All of the women who mentioned the above as reasons to renounce feminism were women who have benefited tremendously from the feminist movement. They are well-educated. Most have careers they genuinely enjoy. All would like to see certain things change about our society to help women more easily balance the demands of career and family. All want fair pay for the work they do, all expect their opinions to be valued in the work place, and all have enjoyed the freedom to choose whom they love and spend their lives with. They include scientists and lawyers, teachers and business women. They are all, by my definition, the epitome of feminist women.

The reasons they give for not being feminists also seem, to me, to be reasons why feminism is still important. The feminists I admire seek to ensure rights and choices for women. They fight for any woman's right to choose who she will marry. They seek to ensure that women will be able to make their own choices about having children; and that women be given the fair pay, affordable childcare, and health care for families that make motherhood a joy rather than a hardship. Feminists have earned women the right to vote, and continue to push for policies and candidates that have women's best interests at heart- so that we have someone worth voting for. Feminists also fight the too common notion that victims of sexual assault might somehow be responsible for their attacker's actions by looking too feminine or attractive, and feminists actively work to protect women from violence.

So, what is the disconnect? Do we somehow have a marketing problem - is it that people simply don't understand what feminism is?

If you consider yourself to be a feminist, I am curious to know if you've run across these same attitudes, and what you do about them. If you don't consider yourself to be a feminist, I'd like to know what keeps you from embracing the term.

UPDATE: There is a really informative post about this same issue at Oh, You're a FEMINIST!? Besides providing readers with a feminist quiz that neatly lays out many of the issues most central to feminism, feministgal also discusses the research of Alyssa N. Zucker, which explores the relationship between the feminist label, and the attitudes and actions of women.

Friday, May 16, 2008

Cranks, Crazies, and Dinosaurs

Here is a fun disturbing Friday game: try to spot all the denialist tactics used by these creationist cranks as they guide a group of children around a science museum:

Think this has nothing to do with feminism? Well, you're partially right - the tour guides don't openly promote the oppression of women. Yet, it is this sort of brain-washing that has convinced generations upon generations of supposedly 'good' people that women are not as intelligent as men, despite constant evidence to the contrary, and that they therefore do not deserve any rights - not even over their own bodies. This type of 'its in the Bible' non-logic also promotes the idea that gays are 'unnatural' - so, no rights for them either! So, being opposed to confusing children about the difference between fact and faith seems pretty feminist to me. The rearranging of reality to fit a preexisting world view certainly hasn't been good for women in the past and continues to hurt women today.
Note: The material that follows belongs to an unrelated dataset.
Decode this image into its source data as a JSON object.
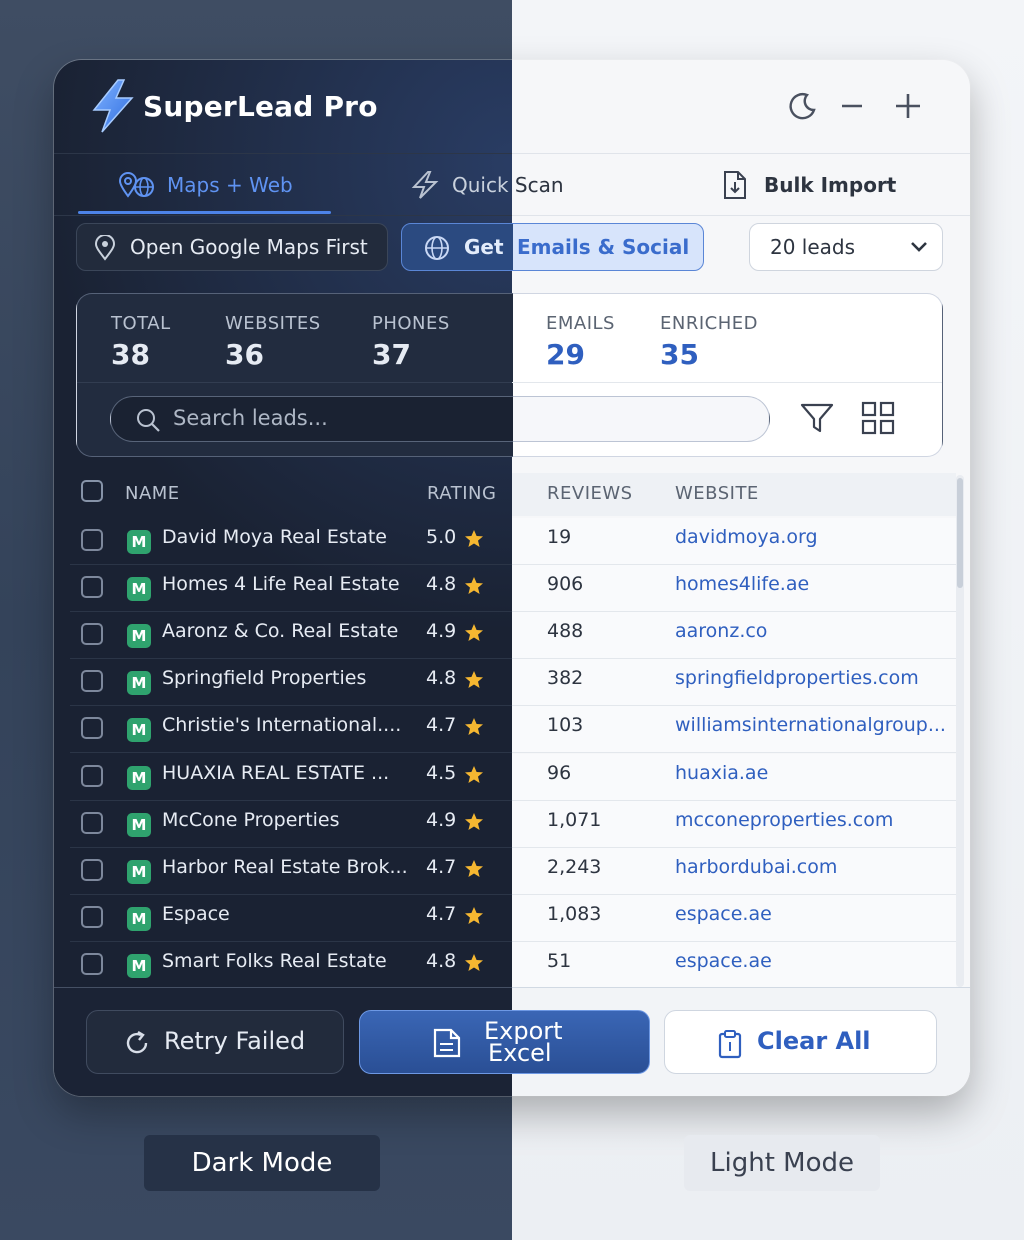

Besides, this sort of stupidity is just so... embarrassing.

(h/t: Coffee Shop Philosophy)

Thursday, May 15, 2008

Ask a Working Woman Survey 2008

In national elections, it can be frustrating to watch women being taken seriously only as a demographic while the issues that impact them are almost entirely ignored. Who "soccer moms" might support is discussed ad nauseam, but no time is spent discussing the policies that actually impact working mothers in this country - things like maternity leave, the challenge of finding an employer who will provide a flexible work schedule, fair pay, and health benefits for families. This is a challenge we are facing once again, as commentators and politicians alike discuss who women will support without mentioning the ways in which different candidates or parties will support - or fail to support - us. Our votes, it seems, are important. Our voices are not.

This is why the AFL-CIO and Working America have joined up to produce the Ask a Working Woman Survey 2008. As one reader, who wrote last night to encourage me to post on this survey, points out:
The survey is an opportunity for working women in America to tell decision-makers what it's like to be a working woman in America in election years....

Opinions will be collected through June 20, 2008. The findings will be announced to decision makers and released in nationwide media in order to highlight and help improve the status of the working mothers, daughters, sisters, grandmothers, aunts, cousins, and nieces in all of our American families...

In 2006, more than 22,000 working American women took the survey. The majority of those women said they were concerned most about fundamental economic issues like paying for health care, not having retirement security, and pay not keeping up with the cost of living--or with the pay of their male counterparts.

In this year of economic and political uncertainty, it is more important than ever to ensure that working women have a voice in the debate for the future of the American economy. We want to hear what working women need – health care, pension benefits, flex time – to make the juggling act that is working womanhood a little bit easier.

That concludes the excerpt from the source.